In Absence, 2018
Loin du « tous les jours », loin du quotidien, peut-être loin de nous-mêmes, pour un moment. Pour quoi ? Ou pour qui ? Peut-être l’ignorons-nous. Vers autre chose, c’est tout ce qui compte. Comment vivre sa vie, et pour qui ? C’est une question universelle ; mais alors que les années s’accumulent, je pense souvent que c’est très compliqué pour une femme.
Historiquement, nous vivons des temps émancipés : en Suède, les femmes sont libres de faire ce qu’elles veulent de leur vie. Ceci dit, être une femme signifie naviguer constamment au cœur d’un système complexe de normes et d’attentes qui imprègnent notre époque. Briser les normes est devenu la norme, mais il faut savoir de quelles normes nous parlons. La liberté sexuelle a été acceptée, mais certains types de sexualité sont considérés comme plus libérés que d’autres.
L’hypocrisie et la pudibonderie sont toujours présentes dans le débat public, même en Suède qui est un des pays les plus laïques au monde. Pouvez-vous vivre seulement pour vous-même ? Seulement pour un autre ? Qu’êtes vous autorisée à désirer ? Par qui êtes vous autorisée à vouloir être désirée ? Que signifie être une bonne mère ? Quel type de vie considère-t-on compatible avec la maternité ? Le bonheur, tel qu’il est présenté dans les magazines, les suppléments du week-end et sur Facebook semble toujours le même. Dans cette période libérée, il n’y a pas de devoirs. Pourtant, la plupart des gens choisissent exactement la même chose. Il est aisé de croire que certains libres choix sont plus libres que d’autres.
Le titre de l’exposition de Monika Macdonald, In absence, peut être lu de différentes façons. Il peut s’agir d’une absence non négative, où ce qui est absent n’est pas forcément quelque chose qui manque. Cela peut également receler quelque chose de bon : les gens peuvent grandir, plus forts et plus sereins en l’absence de quelque chose, comme lors que l’on abat un vieil arbre et que la végétation autour reçoit plus de lumière et de nourriture et une nouvelle chance d’éclore. Et cela peut être à propos d’un réel sentiment de perte. A propos de la douleur et du désir.
J’imagine que les femmes dans les photographies de Monika Macdonald sont entre la liberté et la solitude, un lieu avec lequel on peut aisément en finir quand on commence à explorer les possibilités infinies de la vie. Plusieurs de ces femmes sont des mères, et je ne crois pas qu’elles aimeraient être cataloguées seulement comme telles. Elles ne considéreraient pas “mère” comme une identité complète.
Et c’est ainsi que je regarde la sombre, mouvante, sale, magnifique, séduisante collection d’images de cette exposition.
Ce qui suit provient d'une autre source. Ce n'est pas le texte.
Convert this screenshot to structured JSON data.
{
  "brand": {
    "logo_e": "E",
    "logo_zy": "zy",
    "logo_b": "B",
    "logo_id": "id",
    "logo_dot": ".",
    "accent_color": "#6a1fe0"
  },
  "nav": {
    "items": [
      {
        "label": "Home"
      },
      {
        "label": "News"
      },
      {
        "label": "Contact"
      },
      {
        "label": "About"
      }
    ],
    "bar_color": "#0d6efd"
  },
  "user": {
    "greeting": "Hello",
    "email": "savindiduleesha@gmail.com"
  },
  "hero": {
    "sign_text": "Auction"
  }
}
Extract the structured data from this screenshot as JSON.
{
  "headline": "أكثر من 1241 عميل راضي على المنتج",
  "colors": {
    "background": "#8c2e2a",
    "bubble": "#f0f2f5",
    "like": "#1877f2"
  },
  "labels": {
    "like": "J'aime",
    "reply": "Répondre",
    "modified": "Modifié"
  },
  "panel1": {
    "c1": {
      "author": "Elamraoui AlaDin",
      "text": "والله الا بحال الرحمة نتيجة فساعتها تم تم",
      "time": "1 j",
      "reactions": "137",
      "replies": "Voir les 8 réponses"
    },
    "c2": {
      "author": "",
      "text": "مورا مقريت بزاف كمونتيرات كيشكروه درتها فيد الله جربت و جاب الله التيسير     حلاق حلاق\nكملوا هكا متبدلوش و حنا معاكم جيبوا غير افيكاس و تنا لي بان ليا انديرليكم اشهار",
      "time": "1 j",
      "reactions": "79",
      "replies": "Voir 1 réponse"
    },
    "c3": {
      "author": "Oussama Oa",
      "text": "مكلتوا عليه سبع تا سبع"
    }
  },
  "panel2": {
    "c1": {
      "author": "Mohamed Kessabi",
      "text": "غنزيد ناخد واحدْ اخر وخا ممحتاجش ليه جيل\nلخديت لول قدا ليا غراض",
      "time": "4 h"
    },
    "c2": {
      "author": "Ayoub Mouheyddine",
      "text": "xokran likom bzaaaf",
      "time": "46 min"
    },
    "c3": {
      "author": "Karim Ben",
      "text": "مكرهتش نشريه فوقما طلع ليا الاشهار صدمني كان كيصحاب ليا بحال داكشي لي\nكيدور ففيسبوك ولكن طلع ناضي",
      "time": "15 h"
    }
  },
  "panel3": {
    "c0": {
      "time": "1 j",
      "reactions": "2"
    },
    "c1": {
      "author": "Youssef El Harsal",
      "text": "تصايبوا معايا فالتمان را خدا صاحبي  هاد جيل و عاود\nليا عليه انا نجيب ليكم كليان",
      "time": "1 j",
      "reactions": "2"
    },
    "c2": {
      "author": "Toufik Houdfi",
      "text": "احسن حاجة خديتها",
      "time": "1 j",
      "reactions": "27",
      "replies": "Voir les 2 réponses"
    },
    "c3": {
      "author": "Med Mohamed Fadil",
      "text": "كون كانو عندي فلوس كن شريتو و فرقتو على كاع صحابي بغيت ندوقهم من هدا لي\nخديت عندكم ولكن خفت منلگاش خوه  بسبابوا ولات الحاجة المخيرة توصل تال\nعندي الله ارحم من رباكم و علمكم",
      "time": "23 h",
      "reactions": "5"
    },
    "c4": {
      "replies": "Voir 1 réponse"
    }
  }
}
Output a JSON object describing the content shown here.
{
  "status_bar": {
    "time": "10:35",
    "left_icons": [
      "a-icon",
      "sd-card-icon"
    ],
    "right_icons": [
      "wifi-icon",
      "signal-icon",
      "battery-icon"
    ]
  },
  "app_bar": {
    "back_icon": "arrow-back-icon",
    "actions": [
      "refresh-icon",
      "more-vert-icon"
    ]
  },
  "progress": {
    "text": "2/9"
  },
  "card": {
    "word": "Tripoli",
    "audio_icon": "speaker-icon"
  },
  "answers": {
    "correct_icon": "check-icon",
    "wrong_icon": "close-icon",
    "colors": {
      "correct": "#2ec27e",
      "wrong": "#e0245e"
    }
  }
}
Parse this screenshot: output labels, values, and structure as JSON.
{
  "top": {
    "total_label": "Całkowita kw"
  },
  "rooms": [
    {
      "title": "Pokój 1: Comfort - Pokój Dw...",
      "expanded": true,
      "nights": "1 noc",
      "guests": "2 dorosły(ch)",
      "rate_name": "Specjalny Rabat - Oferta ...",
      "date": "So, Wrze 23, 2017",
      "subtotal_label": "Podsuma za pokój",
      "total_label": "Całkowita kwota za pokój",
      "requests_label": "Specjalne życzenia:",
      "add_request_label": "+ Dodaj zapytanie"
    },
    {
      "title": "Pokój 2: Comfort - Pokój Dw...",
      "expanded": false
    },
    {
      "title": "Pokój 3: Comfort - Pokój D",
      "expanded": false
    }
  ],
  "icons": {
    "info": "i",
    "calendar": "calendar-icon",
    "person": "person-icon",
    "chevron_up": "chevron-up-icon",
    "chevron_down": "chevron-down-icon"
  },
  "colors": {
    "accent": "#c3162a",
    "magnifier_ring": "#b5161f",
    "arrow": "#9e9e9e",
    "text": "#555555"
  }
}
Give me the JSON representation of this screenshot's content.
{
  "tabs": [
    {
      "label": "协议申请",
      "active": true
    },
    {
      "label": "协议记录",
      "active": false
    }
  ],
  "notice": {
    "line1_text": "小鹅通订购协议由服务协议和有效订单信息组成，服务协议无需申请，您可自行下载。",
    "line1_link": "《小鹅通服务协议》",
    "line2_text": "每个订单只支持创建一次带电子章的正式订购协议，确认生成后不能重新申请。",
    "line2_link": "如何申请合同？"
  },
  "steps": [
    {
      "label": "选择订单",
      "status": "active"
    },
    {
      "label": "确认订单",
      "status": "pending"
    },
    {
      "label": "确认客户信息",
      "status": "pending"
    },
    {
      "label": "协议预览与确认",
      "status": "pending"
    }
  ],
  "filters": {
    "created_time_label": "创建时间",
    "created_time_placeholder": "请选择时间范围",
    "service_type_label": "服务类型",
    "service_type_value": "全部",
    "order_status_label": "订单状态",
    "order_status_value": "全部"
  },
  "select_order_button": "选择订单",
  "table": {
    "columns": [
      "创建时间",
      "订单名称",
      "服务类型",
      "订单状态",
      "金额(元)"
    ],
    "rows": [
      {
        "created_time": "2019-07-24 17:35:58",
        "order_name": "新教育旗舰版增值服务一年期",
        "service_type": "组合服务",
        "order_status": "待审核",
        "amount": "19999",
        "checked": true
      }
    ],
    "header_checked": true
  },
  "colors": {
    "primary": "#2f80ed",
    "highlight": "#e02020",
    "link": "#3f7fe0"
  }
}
Comme une exploration des chemins pour devenir un être humain complet, un être humain complexe, et pas seulement se contenter de n’être que ça. Une impulsion pour une existence qui comprenne la lumière et l’obscurité, une autre strate, au-delà du quotidien. Une existence où quelque chose est un risque. Une place pour des événements qui ne sont pas affichés sur les réseaux sociaux pour être soumis aux “likes” de ses amis.
Je reste devant la photo d’une femme qui sépare ses cheveux et expose son cou. Son visage n’est pas visible. Exposée au regardeur, elle donne une impression de fierté et de vulnérabilité à la fois. Une tête tenue haute, révélant un point sensible : le cou est la cible des loups et des vampires, le lieu où s’abat la lame de la guillotine. L’image contient cela : pour vous abandonner à quelque chose, vous devez vous rendre vulnérable.
Osez sauter dans l’inconnu, même si vous avez peur. Faites un tour en voiture, même si vous ignorez où elle va. » – Therese Bohman, auteur et critique suédoise.